Even kort door de bocht: de gemiddelde manager in een multinational heeft het makkelijk. Hij stuurt zijn mensen aan en ieder kwartaal stopt hij de cijfers in een envelop en stuurt ze naar boven. Dan roept hij tegen zijn mensen dat ze er een schepje bovenop moeten doen, en gaat over tot de orde van de dag. De ondernemer niet. Die is immers tegelijk baas, medewerker, motivator, coach, schouder-om-uit-te-huilen, financieel analist en strateeg. Dat vraagt nogal wat van die ondernemer, en het heet leiderschap. Het begrip kan gevuld worden met een boel ingrediënten, maar één van de belangrijkste is toch wel overtuiging.
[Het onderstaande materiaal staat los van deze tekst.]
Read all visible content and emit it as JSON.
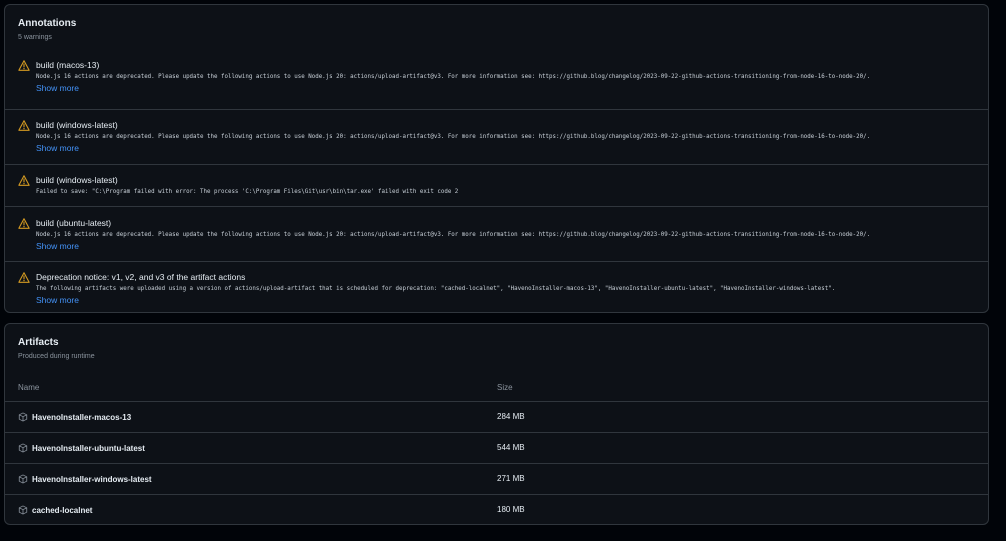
{
  "annotations": {
    "title": "Annotations",
    "subtitle": "5 warnings",
    "items": [
      {
        "title": "build (macos-13)",
        "message": "Node.js 16 actions are deprecated. Please update the following actions to use Node.js 20: actions/upload-artifact@v3. For more information see: https://github.blog/changelog/2023-09-22-github-actions-transitioning-from-node-16-to-node-20/.",
        "more": "Show more"
      },
      {
        "title": "build (windows-latest)",
        "message": "Node.js 16 actions are deprecated. Please update the following actions to use Node.js 20: actions/upload-artifact@v3. For more information see: https://github.blog/changelog/2023-09-22-github-actions-transitioning-from-node-16-to-node-20/.",
        "more": "Show more"
      },
      {
        "title": "build (windows-latest)",
        "message": "Failed to save: \"C:\\Program failed with error: The process 'C:\\Program Files\\Git\\usr\\bin\\tar.exe' failed with exit code 2",
        "more": ""
      },
      {
        "title": "build (ubuntu-latest)",
        "message": "Node.js 16 actions are deprecated. Please update the following actions to use Node.js 20: actions/upload-artifact@v3. For more information see: https://github.blog/changelog/2023-09-22-github-actions-transitioning-from-node-16-to-node-20/.",
        "more": "Show more"
      },
      {
        "title": "Deprecation notice: v1, v2, and v3 of the artifact actions",
        "message": "The following artifacts were uploaded using a version of actions/upload-artifact that is scheduled for deprecation: \"cached-localnet\", \"HavenoInstaller-macos-13\", \"HavenoInstaller-ubuntu-latest\", \"HavenoInstaller-windows-latest\".",
        "more": "Show more"
      }
    ]
  },
  "artifacts": {
    "title": "Artifacts",
    "subtitle": "Produced during runtime",
    "columns": {
      "name": "Name",
      "size": "Size"
    },
    "rows": [
      {
        "name": "HavenoInstaller-macos-13",
        "size": "284 MB"
      },
      {
        "name": "HavenoInstaller-ubuntu-latest",
        "size": "544 MB"
      },
      {
        "name": "HavenoInstaller-windows-latest",
        "size": "271 MB"
      },
      {
        "name": "cached-localnet",
        "size": "180 MB"
      }
    ]
  },
  "colors": {
    "background": "#010409",
    "panel": "#0d1117",
    "border": "#30363d",
    "warning": "#d29922",
    "link": "#4493f8",
    "muted": "#8b949e"
  },
  "icons": {
    "warning": "alert-triangle-icon",
    "artifact": "package-icon"
  }
}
Een ware leider legt een besluit niet op, maar zorgt ervoor dat mensen het zichzelf opleggen, zei Nelson Mandela al. Er zijn een aantal kenmerken aan te wijzen waaraan een overtuigende leider zou moeten voldoen. We zochten een paar voorbeelden en inderdaad: de gekozen mannen voldoen aan die eigenschappen. Het maakte ze groot.
Hufter
Is het moeilijk om een inspiratievolle, charismatische leider te zijn? Ja, ontdekte Robert Sutton, hoogleraar Management Science aan de Stanford University. Uit een enquête onder bijna achtduizend Amerikanen bleek dat 37 procent van hen te maken heeft met een hufter op het werk. In 72 procent van die gevallen bleek een hogergeplaatste de boosdoener. Meer dan twintig miljoen Amerikanen zijn de laatste jaren van baan veranderd vanwege hun baas. Sutton schreef er een bestseller over.
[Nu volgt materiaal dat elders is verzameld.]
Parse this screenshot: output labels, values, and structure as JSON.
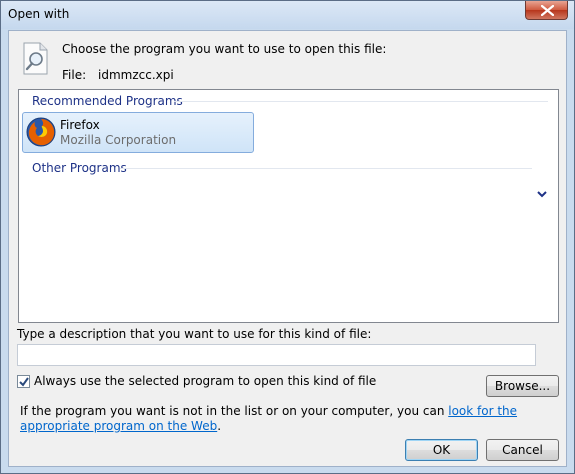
{
  "window": {
    "title": "Open with",
    "close_icon": "close-icon"
  },
  "header": {
    "prompt": "Choose the program you want to use to open this file:",
    "file_label": "File:",
    "file_name": "idmmzcc.xpi"
  },
  "program_list": {
    "recommended_header": "Recommended Programs",
    "other_header": "Other Programs",
    "programs": [
      {
        "name": "Firefox",
        "publisher": "Mozilla Corporation",
        "icon": "firefox-icon"
      }
    ]
  },
  "description": {
    "label": "Type a description that you want to use for this kind of file:",
    "value": ""
  },
  "always_use": {
    "label": "Always use the selected program to open this kind of file",
    "checked": true
  },
  "buttons": {
    "browse": "Browse...",
    "ok": "OK",
    "cancel": "Cancel"
  },
  "info": {
    "text": "If the program you want is not in the list or on your computer, you can ",
    "link_text": "look for the appropriate program on the Web",
    "end": "."
  },
  "colors": {
    "group_header": "#1e3287",
    "link": "#0066cc",
    "selected_tile": "#cfe4f8"
  }
}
Ook in Nederland stikt het van de bazen, en er is geen enkele reden om aan te nemen dat onze situatie erg verschilt van de Amerikaanse. Volgens het CBS zijn er in Nederland ruim één miljoen mensen die leidinggeven aan vijf of meer mensen, zo’n 14 procent van de beroepsbevolking. Daar vallen dus ook alle ondernemers onder, minus de zzp’ers en kleine bedrijfjes.
Vertrouwensband
In de lijn van het tegengaan van huftergedrag ligt de nu heersende gedachte onder grote denkers bij ‘leiderschap is niet zozeer een gezagskwestie, maar meer een sociaal ding’, zo ontdekte De Baak bij een rondetafelsessie. Daarbij is de leider niet alleen zender, maar ook luisteraar. Gids en leerling leren van elkaar, het is geen eenrichtingsverkeer. Zo ontstaat een vertrouwensband die het werk overstijgt. Gesprekken gaan ook over andere zaken. En, niet onbelangrijk voor de onderneming: er mag onzekerheid en chaos bestaan op de werkvloer. Met verstoringen zoals een crisis wordt dan realistisch omgegaan zonder in paniek te raken. Je doet gewoon, samen met anderen, wat nodig is in het moment.
Een ander bewijs dat de autoritaire baas uit de mode is, levert UvA-psycholoog Gerben van Kleef. Werknemers die hechten aan harmonie presteren minder goed als hun baas hen boos bejegent, zo ontdekte hij. Van Kleef en zijn collega's onderwierpen 112 mensen aan vragen op het gebied van agreeableness, een begrip dat meestal wordt vertaald met ‘de behoefte aan vriendelijkheid en harmonie’. Hoe meer agreeable iemand scoort, hoe meer hij de behoefte heeft om aardig gevonden te worden én, zo blijkt uit het onderzoek Van Kleef, hoe meer deze persoon verwacht dat andere mensen zich ook vriendelijk naar hem gedragen. Klinkt heel normaal (‘behandel een ander zoals u zelf behandeld wilt worden’), maar in de praktijk is dat dus niet zo, blijkt uit de onderzoeken van Sutton.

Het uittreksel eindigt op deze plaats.